Saturday, November 16, 2002

People today are so burdened with fears, anxiety and stress that they often forget to worship. But a call to "Come Together and Worship" is bringing people together across the country.

A mix of music and devotional talks, the "Chevrolet Presents: Come Together and Worship" tour will make a stop in St. Louis Wednesday. The music of Christian artists Michael W. Smith and Third Day draws a blend of generations. Author and minister Max Lucado is the evening's featured speaker.

Unlike a concert, the evening includes devotions and some brief messages, but certainly no sermons, Lucado said in a telephone interview Friday from Mobile, Ala., the latest tour stop.

Most concerts are for entertainment while the "Come Together and Worship" tour is for encouragement and inspiration, Lucado said.

"It lets people spend time in worship," he said. "People have such burdens and fears and anxieties that they don't worship."

But God can carry all those burdens, if people would just lay them down, Lucado said.

His newest book "A Love Worth Living" published by W Publishing Group, talks about that. The book focuses on the Scripture of First Corinthians 13, which speaks of the qualities of love.

As a minister who sometimes counsels couples, Lucado said he found many people just didn't know how to love. And many didn't have any love to give.

He starts the book with a verse from Luke 7:47 that talks about forgiveness. "If I just let God forgive me a little bit then I only have a little bit to give," he said. "If you receive his abundance then that means you have an abundance to give."

Lucado knows it's not easy to love everyone, but it could be. People have to receive love in order to give it, he says in the book. "It would be like writing a check but never making a deposit."
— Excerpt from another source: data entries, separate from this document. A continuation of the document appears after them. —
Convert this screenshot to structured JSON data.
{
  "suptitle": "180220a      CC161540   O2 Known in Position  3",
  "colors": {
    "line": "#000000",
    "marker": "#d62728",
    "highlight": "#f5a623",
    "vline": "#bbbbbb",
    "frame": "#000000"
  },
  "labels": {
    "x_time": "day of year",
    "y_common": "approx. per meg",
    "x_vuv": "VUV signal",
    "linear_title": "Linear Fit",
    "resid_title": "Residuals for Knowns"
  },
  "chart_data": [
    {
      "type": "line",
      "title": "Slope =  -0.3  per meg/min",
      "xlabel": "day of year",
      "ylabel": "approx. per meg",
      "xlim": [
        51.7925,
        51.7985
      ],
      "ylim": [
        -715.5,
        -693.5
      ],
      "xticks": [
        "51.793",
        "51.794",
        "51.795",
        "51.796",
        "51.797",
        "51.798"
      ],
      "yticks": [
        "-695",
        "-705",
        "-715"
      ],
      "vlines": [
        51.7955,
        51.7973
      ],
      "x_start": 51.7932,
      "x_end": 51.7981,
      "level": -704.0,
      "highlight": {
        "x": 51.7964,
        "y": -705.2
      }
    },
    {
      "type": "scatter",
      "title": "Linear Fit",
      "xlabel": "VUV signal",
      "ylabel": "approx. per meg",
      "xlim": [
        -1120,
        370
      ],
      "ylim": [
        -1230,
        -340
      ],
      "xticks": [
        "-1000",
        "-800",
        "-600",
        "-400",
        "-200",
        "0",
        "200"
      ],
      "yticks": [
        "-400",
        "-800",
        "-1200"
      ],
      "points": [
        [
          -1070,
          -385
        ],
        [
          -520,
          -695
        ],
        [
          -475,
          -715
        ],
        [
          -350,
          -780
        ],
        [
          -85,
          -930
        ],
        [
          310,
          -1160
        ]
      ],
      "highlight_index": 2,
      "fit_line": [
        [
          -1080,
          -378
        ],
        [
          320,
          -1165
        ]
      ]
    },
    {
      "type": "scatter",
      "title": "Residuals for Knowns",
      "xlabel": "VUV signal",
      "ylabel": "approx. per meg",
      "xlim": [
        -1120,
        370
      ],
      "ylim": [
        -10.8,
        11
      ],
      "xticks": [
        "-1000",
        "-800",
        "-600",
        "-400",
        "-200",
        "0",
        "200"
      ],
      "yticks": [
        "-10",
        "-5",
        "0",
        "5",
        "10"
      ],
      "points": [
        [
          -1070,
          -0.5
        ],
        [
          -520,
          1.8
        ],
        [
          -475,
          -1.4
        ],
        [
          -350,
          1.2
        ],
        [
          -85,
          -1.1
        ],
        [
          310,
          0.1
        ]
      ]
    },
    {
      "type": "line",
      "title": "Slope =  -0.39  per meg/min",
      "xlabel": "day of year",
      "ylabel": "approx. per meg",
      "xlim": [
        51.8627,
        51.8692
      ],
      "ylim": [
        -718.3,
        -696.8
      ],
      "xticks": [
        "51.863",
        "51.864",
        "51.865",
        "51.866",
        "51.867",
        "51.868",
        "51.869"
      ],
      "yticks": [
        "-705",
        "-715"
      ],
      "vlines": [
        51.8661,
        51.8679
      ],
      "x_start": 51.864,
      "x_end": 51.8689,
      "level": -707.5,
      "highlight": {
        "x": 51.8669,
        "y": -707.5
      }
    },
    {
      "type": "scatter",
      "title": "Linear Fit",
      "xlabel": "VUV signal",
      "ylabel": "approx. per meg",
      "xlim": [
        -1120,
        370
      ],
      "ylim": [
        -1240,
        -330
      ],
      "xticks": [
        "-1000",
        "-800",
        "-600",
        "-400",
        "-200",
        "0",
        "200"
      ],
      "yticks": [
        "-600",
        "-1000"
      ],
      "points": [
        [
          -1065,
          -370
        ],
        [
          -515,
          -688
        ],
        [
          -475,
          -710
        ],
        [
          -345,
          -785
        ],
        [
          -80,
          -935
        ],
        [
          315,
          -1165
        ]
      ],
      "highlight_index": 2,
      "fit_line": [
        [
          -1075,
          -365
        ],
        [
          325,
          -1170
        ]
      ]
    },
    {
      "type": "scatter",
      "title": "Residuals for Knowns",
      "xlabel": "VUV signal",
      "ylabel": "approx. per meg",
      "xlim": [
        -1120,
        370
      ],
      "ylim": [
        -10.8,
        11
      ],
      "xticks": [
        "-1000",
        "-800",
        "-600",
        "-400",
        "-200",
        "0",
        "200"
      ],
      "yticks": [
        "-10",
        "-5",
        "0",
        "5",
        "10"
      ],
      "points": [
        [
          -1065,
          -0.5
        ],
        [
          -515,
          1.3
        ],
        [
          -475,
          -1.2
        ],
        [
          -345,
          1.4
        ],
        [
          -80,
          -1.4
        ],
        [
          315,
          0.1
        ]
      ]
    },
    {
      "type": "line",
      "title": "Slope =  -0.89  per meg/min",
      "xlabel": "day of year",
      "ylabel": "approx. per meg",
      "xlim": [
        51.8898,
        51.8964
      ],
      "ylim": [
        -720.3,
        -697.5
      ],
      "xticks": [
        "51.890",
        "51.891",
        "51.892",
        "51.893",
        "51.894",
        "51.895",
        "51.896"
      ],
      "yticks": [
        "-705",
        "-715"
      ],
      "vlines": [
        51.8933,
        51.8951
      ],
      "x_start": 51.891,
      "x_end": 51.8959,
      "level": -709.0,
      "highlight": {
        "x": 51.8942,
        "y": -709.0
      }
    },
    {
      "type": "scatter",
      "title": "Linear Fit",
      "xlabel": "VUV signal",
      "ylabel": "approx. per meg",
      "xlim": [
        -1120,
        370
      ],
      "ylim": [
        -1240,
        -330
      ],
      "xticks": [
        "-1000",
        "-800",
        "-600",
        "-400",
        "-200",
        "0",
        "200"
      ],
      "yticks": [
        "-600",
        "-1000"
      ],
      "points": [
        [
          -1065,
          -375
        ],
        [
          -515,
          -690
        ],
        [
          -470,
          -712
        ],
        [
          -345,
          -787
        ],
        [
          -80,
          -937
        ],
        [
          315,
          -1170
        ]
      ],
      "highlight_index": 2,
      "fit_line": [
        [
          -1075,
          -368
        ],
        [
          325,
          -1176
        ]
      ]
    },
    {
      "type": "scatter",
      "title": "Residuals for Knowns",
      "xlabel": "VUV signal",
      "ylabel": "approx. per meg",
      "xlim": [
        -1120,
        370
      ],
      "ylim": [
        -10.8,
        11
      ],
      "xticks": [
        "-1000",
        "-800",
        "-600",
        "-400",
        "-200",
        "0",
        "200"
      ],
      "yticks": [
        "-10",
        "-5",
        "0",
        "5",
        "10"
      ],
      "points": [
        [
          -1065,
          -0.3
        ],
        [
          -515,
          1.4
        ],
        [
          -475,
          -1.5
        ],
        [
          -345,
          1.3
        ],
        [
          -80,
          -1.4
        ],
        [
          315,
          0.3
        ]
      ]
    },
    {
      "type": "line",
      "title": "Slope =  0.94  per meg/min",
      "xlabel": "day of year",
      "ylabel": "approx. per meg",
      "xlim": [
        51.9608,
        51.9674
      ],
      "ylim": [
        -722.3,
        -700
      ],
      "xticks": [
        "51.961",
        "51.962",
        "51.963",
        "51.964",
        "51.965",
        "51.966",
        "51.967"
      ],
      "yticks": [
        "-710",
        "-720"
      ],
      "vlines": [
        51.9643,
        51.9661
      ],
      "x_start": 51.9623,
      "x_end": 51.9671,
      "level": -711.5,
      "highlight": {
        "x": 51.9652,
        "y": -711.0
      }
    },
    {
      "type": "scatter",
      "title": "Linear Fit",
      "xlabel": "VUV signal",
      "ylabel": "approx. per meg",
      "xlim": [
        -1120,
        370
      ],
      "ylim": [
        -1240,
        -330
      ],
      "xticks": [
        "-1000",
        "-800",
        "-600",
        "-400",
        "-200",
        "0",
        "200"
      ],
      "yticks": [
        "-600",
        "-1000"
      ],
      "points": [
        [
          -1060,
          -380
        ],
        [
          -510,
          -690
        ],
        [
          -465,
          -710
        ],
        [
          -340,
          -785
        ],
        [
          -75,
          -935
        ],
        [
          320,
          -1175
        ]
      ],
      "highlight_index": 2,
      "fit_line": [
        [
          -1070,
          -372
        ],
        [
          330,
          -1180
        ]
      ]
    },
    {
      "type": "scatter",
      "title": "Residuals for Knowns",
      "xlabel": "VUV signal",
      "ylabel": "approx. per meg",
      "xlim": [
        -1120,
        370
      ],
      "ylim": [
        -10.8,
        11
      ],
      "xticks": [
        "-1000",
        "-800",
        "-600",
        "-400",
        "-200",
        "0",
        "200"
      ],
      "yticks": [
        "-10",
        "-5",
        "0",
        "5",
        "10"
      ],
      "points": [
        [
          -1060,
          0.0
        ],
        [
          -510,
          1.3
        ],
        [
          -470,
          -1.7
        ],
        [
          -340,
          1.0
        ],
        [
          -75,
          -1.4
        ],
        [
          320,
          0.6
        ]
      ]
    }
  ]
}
Lucado's book began as a sermon series at Oak Hills Church of Christ in San Antonio, Texas. All of his books begin that way and then are turned into manuscripts.

Preaching through his book topic "helps so much," he said. "I can tell a story or joke that I think will be great but lands like a lead balloon. Or I can make a comment and see how it impacts the people.

"I don't want it to sound sermonic," Lucado said. "What your ears hear is different than what your eye sees."

Lucado said his books aren't geared for church leaders but for everyone. "I like to write for people who don't like to read."

When he writes, he imagines a truck driver, a busy mother and a person going through tough times as his audience. "They always speak to me when I write," he said.

His next book is titled "Next Door Savior" and will look at the life of Christ.